According to research published in the journal Early Human Development, women who are anxious or depressed during pregnancy are nearly 40 percent more likely to have babies who develop sleep problems than women who aren't. The likely link: The stress hormone cortisol, which floods the body when you feel excess stress.
"This chemical can cross the placenta, affecting the part of the brain that regulates a child's sleep-wake cycles," says study author Thomas O'Connor, PhD, an associate professor of psychiatry at the University of Rochester Medical Center. "We know that child sleep is often an important measure of healthy development, so it's crucial that women pay attention to high stress levels, which can ultimately trigger chronic anxiety and depression."
Sometimes it helps to talk to another pregnant woman or mother, who can put any pregnancy or parenting issues into perspective. Or jot down thoughts that are keeping you up at night; sometimes getting them down on paper can make you take a more proactive approach to solving problems. You may also want to consider giving prenatal yoga a go; it's not only relaxing, but a great way to stay fit and healthy.

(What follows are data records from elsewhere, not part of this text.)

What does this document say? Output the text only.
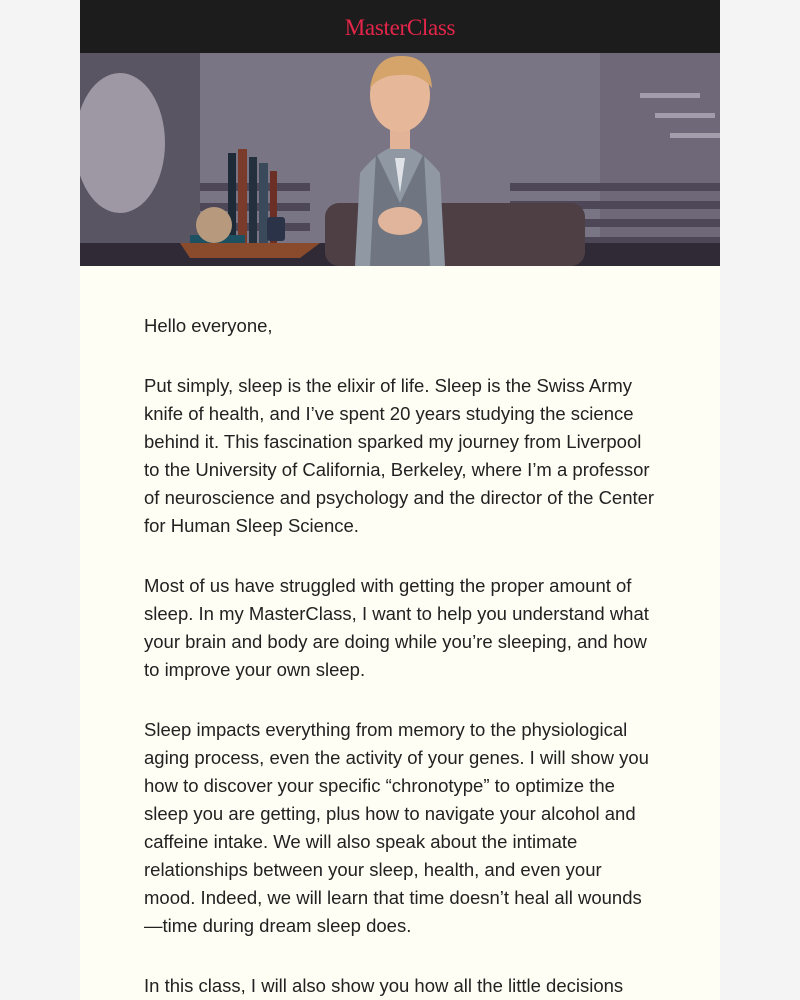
MasterClass

Hello everyone,

Put simply, sleep is the elixir of life. Sleep is the Swiss Army knife of health, and I’ve spent 20 years studying the science behind it. This fascination sparked my journey from Liverpool to the University of California, Berkeley, where I’m a professor of neuroscience and psychology and the director of the Center for Human Sleep Science.

Most of us have struggled with getting the proper amount of sleep. In my MasterClass, I want to help you understand what your brain and body are doing while you’re sleeping, and how to improve your own sleep.

Sleep impacts everything from memory to the physiological aging process, even the activity of your genes. I will show you how to discover your specific “chronotype” to optimize the sleep you are getting, plus how to navigate your alcohol and caffeine intake. We will also speak about the intimate relationships between your sleep, health, and even your mood. Indeed, we will learn that time doesn’t heal all wounds—time during dream sleep does.

In this class, I will also show you how all the little decisions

The important thing is to find something that works for you – even if it's as simple as closing your eyes and taking a few deep breaths or taking a quick walk at lunch to clear your mind.
Since every woman experiences stress differently (and what drives you to the edge may be no big deal for someone else, and vice versa), it's important to know yourself and your limits. If you start to experience symptoms you can't shake (like feeling worried all the time, losing interest in your life, feeling hopeless, sleeping or eating more or less than usual, or having difficulty concentrating) you should let your doctor know. These could be signs of depression or an anxiety disorder. These conditions that affect more than 10 percent of pregnant women, and should be addressed and treated right away.